CHARLESTON - With four sexual abuse cases in 4,000 employees, Kanawha County Board of Education attorney Jim Withrow hopes he has a coincidence on his hands - not an outbreak.

"They hit us all at one time it seemed like," Withrow said. "It's sort of overwhelming to get them all investigated."

The Kanawha County Board of Education has fired four teachers in the past year because of allegations made of sexual abuse by students and one longtime volunteer assistant athletic coach in the county stands accused of the same.

"We're hoping the timing was coincidental," Withrow said. "Since it hasn't happened since, it seems to have been."

Still, whenever there's a civil suit against a teacher who is charged with sexually abusing a student, that county's board of education will be listed as a defendant for allowing it to happen.

The statute says that if the school district had no reason to believe anything was wrong, then it is not libel. That's the basis for the defense of the school system when a teacher has done something indefensible.

That statute is enough protection for the school system, but has it been enough protection for the students?

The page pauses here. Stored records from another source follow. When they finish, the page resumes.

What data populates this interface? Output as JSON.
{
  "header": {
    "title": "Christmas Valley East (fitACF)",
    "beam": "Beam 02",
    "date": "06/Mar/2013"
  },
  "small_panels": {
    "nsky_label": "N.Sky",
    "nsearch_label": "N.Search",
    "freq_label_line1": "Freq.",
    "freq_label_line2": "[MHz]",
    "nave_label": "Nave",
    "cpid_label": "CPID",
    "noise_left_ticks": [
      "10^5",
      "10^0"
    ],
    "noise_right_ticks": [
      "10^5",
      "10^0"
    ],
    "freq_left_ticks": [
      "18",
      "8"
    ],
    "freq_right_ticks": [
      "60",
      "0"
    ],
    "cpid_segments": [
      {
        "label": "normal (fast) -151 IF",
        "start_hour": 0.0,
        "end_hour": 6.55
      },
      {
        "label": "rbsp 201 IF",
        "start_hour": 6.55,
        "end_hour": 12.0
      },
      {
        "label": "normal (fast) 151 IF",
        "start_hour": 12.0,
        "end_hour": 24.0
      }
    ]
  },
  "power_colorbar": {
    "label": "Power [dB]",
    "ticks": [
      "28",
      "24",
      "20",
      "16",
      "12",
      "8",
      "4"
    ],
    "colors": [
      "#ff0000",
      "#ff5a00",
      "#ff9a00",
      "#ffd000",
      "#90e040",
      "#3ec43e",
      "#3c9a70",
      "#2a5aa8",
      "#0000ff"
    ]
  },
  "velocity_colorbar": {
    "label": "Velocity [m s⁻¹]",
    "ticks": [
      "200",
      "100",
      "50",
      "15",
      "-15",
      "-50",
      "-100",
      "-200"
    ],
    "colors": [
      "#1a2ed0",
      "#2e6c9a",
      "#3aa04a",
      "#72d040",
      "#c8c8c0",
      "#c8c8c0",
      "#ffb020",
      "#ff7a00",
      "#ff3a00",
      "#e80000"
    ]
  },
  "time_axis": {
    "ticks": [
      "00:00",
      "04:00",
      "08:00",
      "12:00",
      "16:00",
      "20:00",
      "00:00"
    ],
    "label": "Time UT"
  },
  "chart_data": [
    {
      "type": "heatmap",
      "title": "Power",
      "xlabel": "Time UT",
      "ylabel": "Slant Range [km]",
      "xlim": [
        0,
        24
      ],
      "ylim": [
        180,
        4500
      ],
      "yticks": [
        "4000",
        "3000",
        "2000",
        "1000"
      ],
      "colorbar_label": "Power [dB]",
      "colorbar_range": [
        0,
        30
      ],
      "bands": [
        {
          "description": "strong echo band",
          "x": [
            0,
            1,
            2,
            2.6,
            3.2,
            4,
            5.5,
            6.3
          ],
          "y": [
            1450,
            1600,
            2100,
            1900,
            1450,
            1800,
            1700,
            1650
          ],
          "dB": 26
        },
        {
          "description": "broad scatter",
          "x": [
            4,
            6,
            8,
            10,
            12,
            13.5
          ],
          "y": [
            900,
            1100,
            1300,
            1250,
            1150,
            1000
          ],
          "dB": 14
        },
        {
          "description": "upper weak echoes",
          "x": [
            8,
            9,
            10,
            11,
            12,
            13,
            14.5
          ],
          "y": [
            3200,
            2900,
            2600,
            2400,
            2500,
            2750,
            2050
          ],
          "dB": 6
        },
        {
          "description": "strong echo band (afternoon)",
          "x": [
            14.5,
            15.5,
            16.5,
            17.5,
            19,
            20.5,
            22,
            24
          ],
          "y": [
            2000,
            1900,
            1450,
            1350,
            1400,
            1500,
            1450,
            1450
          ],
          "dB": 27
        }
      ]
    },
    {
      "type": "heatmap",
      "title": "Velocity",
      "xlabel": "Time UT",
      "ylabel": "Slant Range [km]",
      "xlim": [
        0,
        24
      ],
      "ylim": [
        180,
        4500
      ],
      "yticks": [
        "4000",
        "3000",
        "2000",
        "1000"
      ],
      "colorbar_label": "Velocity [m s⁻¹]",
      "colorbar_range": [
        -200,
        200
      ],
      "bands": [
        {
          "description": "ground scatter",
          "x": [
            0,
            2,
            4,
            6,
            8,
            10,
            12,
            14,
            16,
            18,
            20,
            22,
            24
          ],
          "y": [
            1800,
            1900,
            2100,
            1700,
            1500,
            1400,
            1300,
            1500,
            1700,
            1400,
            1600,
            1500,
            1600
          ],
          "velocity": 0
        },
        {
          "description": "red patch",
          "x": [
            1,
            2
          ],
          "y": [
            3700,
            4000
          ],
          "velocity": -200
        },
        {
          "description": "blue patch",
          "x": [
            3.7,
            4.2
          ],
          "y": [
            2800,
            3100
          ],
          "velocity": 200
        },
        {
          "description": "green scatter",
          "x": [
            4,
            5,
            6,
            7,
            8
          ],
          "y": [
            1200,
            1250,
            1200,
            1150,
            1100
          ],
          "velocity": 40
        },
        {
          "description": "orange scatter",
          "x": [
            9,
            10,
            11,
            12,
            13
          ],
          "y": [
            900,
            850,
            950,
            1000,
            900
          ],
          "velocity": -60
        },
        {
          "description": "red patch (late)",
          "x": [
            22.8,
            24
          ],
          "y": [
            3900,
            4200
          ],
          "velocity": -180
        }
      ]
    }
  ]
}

"People with a disposition to commit these types of acts will gravitate toward areas where they will have access," Withrow said. "They will be teachers and different types of coaches to get into these situations. We have to be vigilant all the time."

In the case of former Sissonville teacher Rodney Newhouse, he faced sexual abuse charges in 1993 before some of them were thrown out of court and he was found not guilty of the others.

But in 2005, he was in trouble again, and an independent board found enough evidence to terminate his employment with Kanawha County schools.

Former Nitro teacher Robert Fulmer is accused of cornering Megan McKown and making advances toward her in an empty classroom. Former South Charleston teacher John Fisher is accused of inappropriately touching students and impregnating another. Former Capital teacher Tyrone Persinger was accused by several students, with charges ranging from touching of genitals to telling one student, "I bet you give good head."

In each case, the teacher was fired after an investigation. And in each case, the school system regrets ever hiring them - Newhouse's civil suit is asking for $18 million, though Withrow said that amount is inappropriate.

Things have calmed down since the four cases sprung up around the same time, Withrow said, and he doesn't feel the school system has done much differently since the allegations began springing up.

"I don't think we've changed our policies, particularly with regard to hiring," he said. "We do background checks and fingerprinting, and that's been in pace for quite some time.

"As far as being more vigilant with the supervising of the school, there may be more of that. But a school the size of Capital has 100 teachers and four administrators. They can't be everywhere at once."

For now, Withrow and the Board of Education will just have to hope that the number of accusations begins to decline toward zero.

"Even three, that's not a large percentage," Withrow said. "But one's too many."